La viande halal est en voie de devenir la règle plutôt que l'exception au Québec, selon l'opposition péquiste, qui qualifie le phénomène de «dérive» inquiétante.

Or, l'abattage rituel religieux, fait selon une méthode controversée, devrait demeurer un procédé exceptionnel, a plaidé vendredi le député de Kamouraska-Témiscouata, André Simard, revenant à la charge dans ce dossier.

La semaine précédente, il avait dit que l'abattage halal contrevenait aux «valeurs québécoises», s'attirant de nombreuses critiques. Cette fois, il s'est bien abstenu d'élargir le débat.

«C'est pas un débat religieux. C'est un débat de normes», a-t-il dit, cherchant à corriger le tir, en point de presse, à la suite d'une interpellation en Chambre du ministre de l'Agriculture, Pierre Corbeil.

Selon la norme de l'abattage rituel halal, prônée par les gens de confession musulmane, l'animal doit être béni par un imam avant d'être mis à mort, la gorge tranchée, et toujours conscient, ce qui peut occasionner des souffrances inutiles à la bête, selon M. Simard, un vétérinaire de formation qui dit éprouver un malaise devant cette situation.

Il veut donc que l'esprit de la loi québécoise soit respecté, à savoir que, règle générale, l'animal doit être inconscient au moment de l'abattage (par électrocution ou anesthésie), pour lui éviter de souffrir.

M. Simard soutient que la méthode halal est une dérogation à la loi et, de ce fait, doit demeurer exceptionnelle.

Chiffres à l'appui, il a déploré l'importance que prend le phénomène au Québec.

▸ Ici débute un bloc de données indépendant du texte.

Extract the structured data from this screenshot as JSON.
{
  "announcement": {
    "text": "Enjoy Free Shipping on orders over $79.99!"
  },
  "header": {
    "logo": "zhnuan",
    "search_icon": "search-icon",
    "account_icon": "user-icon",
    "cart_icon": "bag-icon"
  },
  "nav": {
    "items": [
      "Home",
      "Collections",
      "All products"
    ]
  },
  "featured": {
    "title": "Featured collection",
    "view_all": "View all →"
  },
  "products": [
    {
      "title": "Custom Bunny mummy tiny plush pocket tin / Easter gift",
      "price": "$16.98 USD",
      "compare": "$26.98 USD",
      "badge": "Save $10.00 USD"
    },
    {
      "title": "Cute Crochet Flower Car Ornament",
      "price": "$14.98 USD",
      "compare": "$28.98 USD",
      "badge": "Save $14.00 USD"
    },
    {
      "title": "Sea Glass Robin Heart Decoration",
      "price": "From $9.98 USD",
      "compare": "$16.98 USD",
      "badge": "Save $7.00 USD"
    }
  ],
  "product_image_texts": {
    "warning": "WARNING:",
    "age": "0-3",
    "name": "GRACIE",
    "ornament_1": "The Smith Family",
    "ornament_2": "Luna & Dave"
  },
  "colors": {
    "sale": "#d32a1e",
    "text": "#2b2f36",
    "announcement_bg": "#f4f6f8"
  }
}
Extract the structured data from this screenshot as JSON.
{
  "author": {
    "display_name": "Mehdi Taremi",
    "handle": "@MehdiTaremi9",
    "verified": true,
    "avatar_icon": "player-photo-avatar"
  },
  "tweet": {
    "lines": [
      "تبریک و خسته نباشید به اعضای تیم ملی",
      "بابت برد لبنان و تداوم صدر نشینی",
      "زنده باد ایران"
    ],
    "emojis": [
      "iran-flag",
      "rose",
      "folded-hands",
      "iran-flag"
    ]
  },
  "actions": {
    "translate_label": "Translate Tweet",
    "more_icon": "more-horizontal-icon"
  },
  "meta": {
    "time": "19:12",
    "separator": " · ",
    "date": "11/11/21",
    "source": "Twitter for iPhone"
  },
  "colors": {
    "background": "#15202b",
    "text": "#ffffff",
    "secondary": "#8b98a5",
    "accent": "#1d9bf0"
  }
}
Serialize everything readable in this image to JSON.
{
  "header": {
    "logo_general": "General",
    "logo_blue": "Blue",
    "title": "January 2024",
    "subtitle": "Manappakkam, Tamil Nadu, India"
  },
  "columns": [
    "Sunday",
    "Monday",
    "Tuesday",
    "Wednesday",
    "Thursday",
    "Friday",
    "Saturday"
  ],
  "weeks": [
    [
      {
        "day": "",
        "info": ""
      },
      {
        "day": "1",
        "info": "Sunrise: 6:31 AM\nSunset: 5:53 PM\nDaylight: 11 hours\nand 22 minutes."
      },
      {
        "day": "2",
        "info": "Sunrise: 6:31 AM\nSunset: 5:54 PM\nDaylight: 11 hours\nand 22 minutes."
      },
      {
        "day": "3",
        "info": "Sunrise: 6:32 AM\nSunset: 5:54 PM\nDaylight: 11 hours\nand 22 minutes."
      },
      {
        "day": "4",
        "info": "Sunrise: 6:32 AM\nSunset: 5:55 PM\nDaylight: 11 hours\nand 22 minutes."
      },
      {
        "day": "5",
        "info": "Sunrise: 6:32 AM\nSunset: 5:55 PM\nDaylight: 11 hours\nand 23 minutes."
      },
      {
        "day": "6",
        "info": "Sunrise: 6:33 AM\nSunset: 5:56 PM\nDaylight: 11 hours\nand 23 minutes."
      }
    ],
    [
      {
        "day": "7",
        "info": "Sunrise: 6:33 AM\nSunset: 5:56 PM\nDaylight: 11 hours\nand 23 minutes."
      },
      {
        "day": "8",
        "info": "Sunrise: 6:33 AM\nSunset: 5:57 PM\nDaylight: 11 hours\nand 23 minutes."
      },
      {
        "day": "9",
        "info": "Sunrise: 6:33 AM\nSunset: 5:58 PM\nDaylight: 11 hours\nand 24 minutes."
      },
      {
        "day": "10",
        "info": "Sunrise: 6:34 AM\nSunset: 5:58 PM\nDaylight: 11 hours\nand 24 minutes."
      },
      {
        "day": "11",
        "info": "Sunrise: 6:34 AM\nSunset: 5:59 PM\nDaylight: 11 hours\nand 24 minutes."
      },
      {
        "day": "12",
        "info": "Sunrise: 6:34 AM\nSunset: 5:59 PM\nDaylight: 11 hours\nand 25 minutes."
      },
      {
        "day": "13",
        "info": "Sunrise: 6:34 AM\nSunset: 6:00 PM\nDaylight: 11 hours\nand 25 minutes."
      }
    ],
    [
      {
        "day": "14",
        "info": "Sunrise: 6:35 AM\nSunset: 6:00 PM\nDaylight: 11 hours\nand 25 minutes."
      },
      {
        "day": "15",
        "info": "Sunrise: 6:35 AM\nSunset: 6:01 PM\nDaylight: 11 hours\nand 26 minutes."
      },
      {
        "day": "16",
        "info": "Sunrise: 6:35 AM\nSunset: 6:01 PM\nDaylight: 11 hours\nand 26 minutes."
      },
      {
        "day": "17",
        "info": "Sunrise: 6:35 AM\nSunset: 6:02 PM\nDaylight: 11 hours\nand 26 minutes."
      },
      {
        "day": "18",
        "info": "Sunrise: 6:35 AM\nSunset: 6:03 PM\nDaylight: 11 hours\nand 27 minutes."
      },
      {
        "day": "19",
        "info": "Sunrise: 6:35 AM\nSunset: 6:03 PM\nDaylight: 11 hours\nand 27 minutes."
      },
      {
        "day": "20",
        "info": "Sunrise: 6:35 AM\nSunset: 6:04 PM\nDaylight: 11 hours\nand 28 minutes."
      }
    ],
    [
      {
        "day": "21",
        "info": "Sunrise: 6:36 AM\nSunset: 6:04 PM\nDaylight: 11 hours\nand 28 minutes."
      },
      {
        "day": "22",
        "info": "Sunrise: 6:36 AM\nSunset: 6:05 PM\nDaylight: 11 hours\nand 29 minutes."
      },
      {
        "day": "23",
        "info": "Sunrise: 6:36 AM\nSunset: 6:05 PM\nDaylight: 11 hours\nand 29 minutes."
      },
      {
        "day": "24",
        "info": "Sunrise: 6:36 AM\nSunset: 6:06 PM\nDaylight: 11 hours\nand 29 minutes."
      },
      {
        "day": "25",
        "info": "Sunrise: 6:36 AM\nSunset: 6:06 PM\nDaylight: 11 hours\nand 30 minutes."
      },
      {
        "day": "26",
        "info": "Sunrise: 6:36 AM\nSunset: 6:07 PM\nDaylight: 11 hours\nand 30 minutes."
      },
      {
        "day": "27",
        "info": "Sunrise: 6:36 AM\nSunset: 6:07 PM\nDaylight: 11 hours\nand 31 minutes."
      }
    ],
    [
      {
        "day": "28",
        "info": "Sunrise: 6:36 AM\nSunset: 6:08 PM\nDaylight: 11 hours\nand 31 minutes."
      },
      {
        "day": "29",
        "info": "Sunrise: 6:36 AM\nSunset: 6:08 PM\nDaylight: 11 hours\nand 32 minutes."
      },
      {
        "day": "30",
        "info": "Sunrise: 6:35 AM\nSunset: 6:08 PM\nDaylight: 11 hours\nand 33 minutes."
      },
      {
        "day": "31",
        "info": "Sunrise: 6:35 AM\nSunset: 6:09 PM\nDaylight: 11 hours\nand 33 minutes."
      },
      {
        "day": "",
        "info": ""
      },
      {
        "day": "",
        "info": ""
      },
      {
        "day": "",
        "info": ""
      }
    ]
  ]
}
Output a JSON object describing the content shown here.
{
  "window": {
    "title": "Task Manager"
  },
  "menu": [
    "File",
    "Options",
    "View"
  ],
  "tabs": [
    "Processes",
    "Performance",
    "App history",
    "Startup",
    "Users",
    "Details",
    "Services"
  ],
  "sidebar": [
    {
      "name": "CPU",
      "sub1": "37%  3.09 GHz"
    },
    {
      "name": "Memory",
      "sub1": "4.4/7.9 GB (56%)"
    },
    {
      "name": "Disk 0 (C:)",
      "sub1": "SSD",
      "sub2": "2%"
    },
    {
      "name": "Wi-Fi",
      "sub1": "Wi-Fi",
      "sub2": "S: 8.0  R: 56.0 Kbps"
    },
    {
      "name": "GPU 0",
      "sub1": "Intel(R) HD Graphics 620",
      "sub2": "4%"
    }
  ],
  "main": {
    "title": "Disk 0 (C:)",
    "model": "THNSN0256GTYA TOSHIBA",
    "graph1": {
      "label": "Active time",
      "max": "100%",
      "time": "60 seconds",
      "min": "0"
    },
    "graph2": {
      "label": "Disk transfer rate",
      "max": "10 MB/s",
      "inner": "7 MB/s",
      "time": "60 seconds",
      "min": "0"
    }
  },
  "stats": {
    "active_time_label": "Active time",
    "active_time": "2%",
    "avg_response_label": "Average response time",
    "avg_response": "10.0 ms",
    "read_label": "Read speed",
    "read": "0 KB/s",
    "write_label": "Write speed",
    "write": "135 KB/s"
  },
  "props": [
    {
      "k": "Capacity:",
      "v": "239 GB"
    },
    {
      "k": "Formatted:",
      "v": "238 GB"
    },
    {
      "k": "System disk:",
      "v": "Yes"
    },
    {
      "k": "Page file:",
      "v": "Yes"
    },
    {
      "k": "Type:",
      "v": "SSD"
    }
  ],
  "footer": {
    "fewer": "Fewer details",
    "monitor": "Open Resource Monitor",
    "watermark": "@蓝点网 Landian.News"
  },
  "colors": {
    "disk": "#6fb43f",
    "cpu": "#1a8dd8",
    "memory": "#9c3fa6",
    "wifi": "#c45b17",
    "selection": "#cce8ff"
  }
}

La moitié (18 sur 36) des abattoirs québécois sous inspection fédérale pratiquent l'abattage religieux rituel, a noté le porte-parole péquiste en matière d'agriculture, en citant des chiffres obtenus du ministère de l'Agriculture (MAPAQ). Quant aux abattoirs sous inspection québécoise, c'est la norme pour 25% (soit six sur 23) d'entre eux.

À partir de données fournies par le MAPAQ, il calcule qu'environ 30% de la viande halal sortant des abattoirs québécois n'est pas destinée à la clientèle musulmane.

«J'en ai contre (le fait) qu'un pourcentage de la viande des animaux abattus sans mise en état d'inconscience s'en va sur un marché qui n'est pas destiné à cela. Ces animaux-là n'auraient pas dû être abattus de cette façon-là», a-t-il commenté, déplorant que des consommateurs mangent de la viande halal «à leur insu».

Pourtant, les gens veulent savoir ce qu'ils mangent, a dit le député.

En vertu de l'abattage rituel halal, l'animal est «saigné conscient, sans insensibilisation», ce qui «peut être très douloureux», surtout s'il y a, comme cela semble être le cas, des «variations» de temps de conscience après avoir eu la gorge tranchée, a commenté le député.

Il estime que le gouvernement se défile sur cette question, refusant de dresser un portrait global de la situation et d'informer la population. On devrait aussi savoir, selon lui, dans quelle mesure la méthode halal a une incidence sur le prix de la viande payée par le consommateur.

«Le ministre de l'Agriculture semble minimiser, semble banaliser la question», à ses yeux.

De son côté, le ministre Pierre Corbeil a dit que le PQ avait tendance à exagérer l'importance de ce phénomène. Il nie que la viande halal soit en train d'envahir les cuisines québécoises.

«La question que tout est halal, ce n'est pas vrai», a-t-il dit, lors d'un bref point de presse, au terme de l'interpellation, en ramenant plutôt la proportion halal à 0,6% de la production totale des abattoirs sous inspection québécoise. Et pour les abattoirs sous compétence fédérale, c'est «un infime pourcentage», selon lui.

À la suite du tollé récent survenu autour de l'abattage halal, le ministre Corbeil a écrit cette semaine à son homologue fédéral, Gerry Ritz, pour lui demander «d'examiner la possibilité de réglementer l'identification des viandes provenant d'abattages rituels».